Current research on optimizing the locomotion capabilities of quadruped robots often faces challenges, such as limited dimensionality in motion generation, abrupt transitions during behavior composition, and constrained control optimization objectives. These limitations hinder the reliable and efficient execution of smooth movements and multi-task operations in complex scenarios. To address these issues, this paper proposes a motion strategy generation method for quadruped robots based on multimodal motion primitives and imitation learning. The multimodal motion primitives do not refer to multiple motion primitives learned within a unified parameter space. Instead, they denote a collection of heterogeneous action representations derived from distinct motion generation paradigms, including 3D-engine-based keyframe specification, motion primitives obtained via motion capture data retargeting, and analytically generated trajectories based on central pattern generators (CPGs).

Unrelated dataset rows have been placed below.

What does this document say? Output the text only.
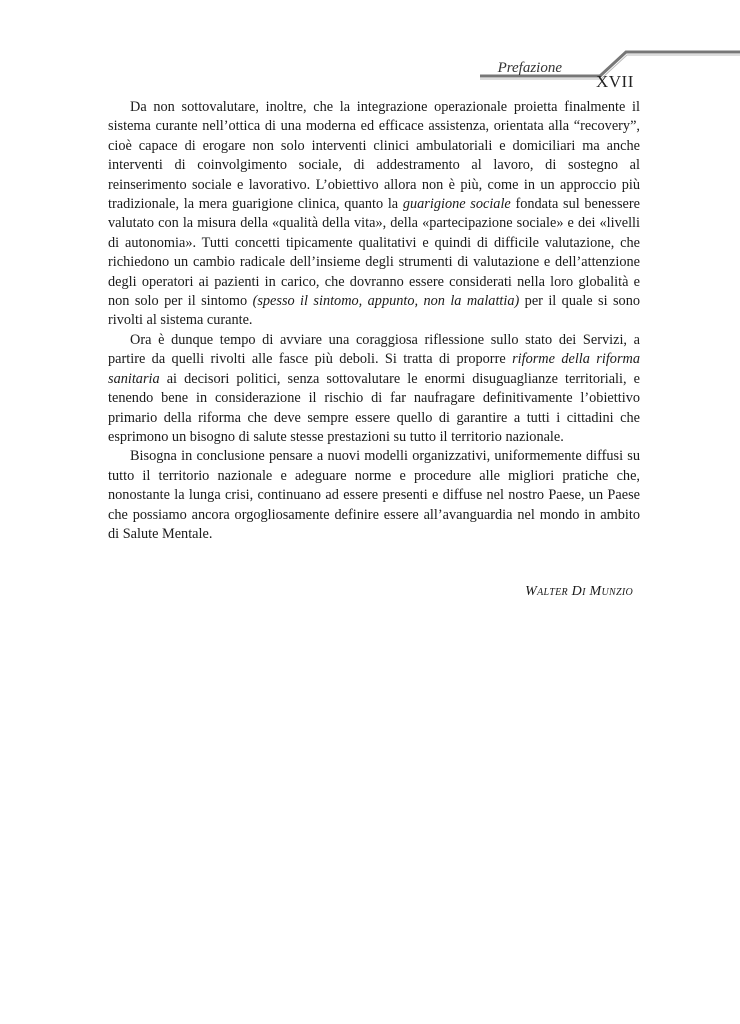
Prefazione
XVII

Da non sottovalutare, inoltre, che la integrazione operazionale proietta finalmente il sistema curante nell’ottica di una moderna ed efficace assistenza, orientata alla “recovery”, cioè capace di erogare non solo interventi clinici ambulatoriali e domiciliari ma anche interventi di coinvolgimento sociale, di addestramento al lavoro, di sostegno al reinserimento sociale e lavorativo. L’obiettivo allora non è più, come in un approccio più tradizionale, la mera guarigione clinica, quanto la guarigione sociale fondata sul benessere valutato con la misura della «qualità della vita», della «partecipazione sociale» e dei «livelli di autonomia». Tutti concetti tipicamente qualitativi e quindi di difficile valutazione, che richiedono un cambio radicale dell’insieme degli strumenti di valutazione e dell’attenzione degli operatori ai pazienti in carico, che dovranno essere considerati nella loro globalità e non solo per il sintomo (spesso il sintomo, appunto, non la malattia) per il quale si sono rivolti al sistema curante.

Ora è dunque tempo di avviare una coraggiosa riflessione sullo stato dei Servizi, a partire da quelli rivolti alle fasce più deboli. Si tratta di proporre riforme della riforma sanitaria ai decisori politici, senza sottovalutare le enormi disuguaglianze territoriali, e tenendo bene in considerazione il rischio di far naufragare definitivamente l’obiettivo primario della riforma che deve sempre essere quello di garantire a tutti i cittadini che esprimono un bisogno di salute stesse prestazioni su tutto il territorio nazionale.

Bisogna in conclusione pensare a nuovi modelli organizzativi, uniformemente diffusi su tutto il territorio nazionale e adeguare norme e procedure alle migliori pratiche che, nonostante la lunga crisi, continuano ad essere presenti e diffuse nel nostro Paese, un Paese che possiamo ancora orgogliosamente definire essere all’avanguardia nel mondo in ambito di Salute Mentale.

Walter Di Munzio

Existing approaches are typically trained for a single motion pattern, which makes it difficult to achieve the integrated execution of heterogeneous behaviors—such as stepping in place, locomotion, and posture adjustment—within a unified control framework [18]. In contrast, the proposed method enables a unified representation and seamless switching among multiple behaviors through multimodal motion modeling and a behavior planning mechanism. The main contributions of this paper are as follows:
- •A fundamental motion primitive library for quadruped robots was designed, establishing an underlying behavioral foundation for executing complex tasks and enabling flexible motion control.
- •A modular architecture was employed to achieve spatiotemporal encoding of motion primitives and skill-chain recombination for quadruped robots, enabling the dynamic synthesis of behavior sequences in complex scenarios through a behavioral planner.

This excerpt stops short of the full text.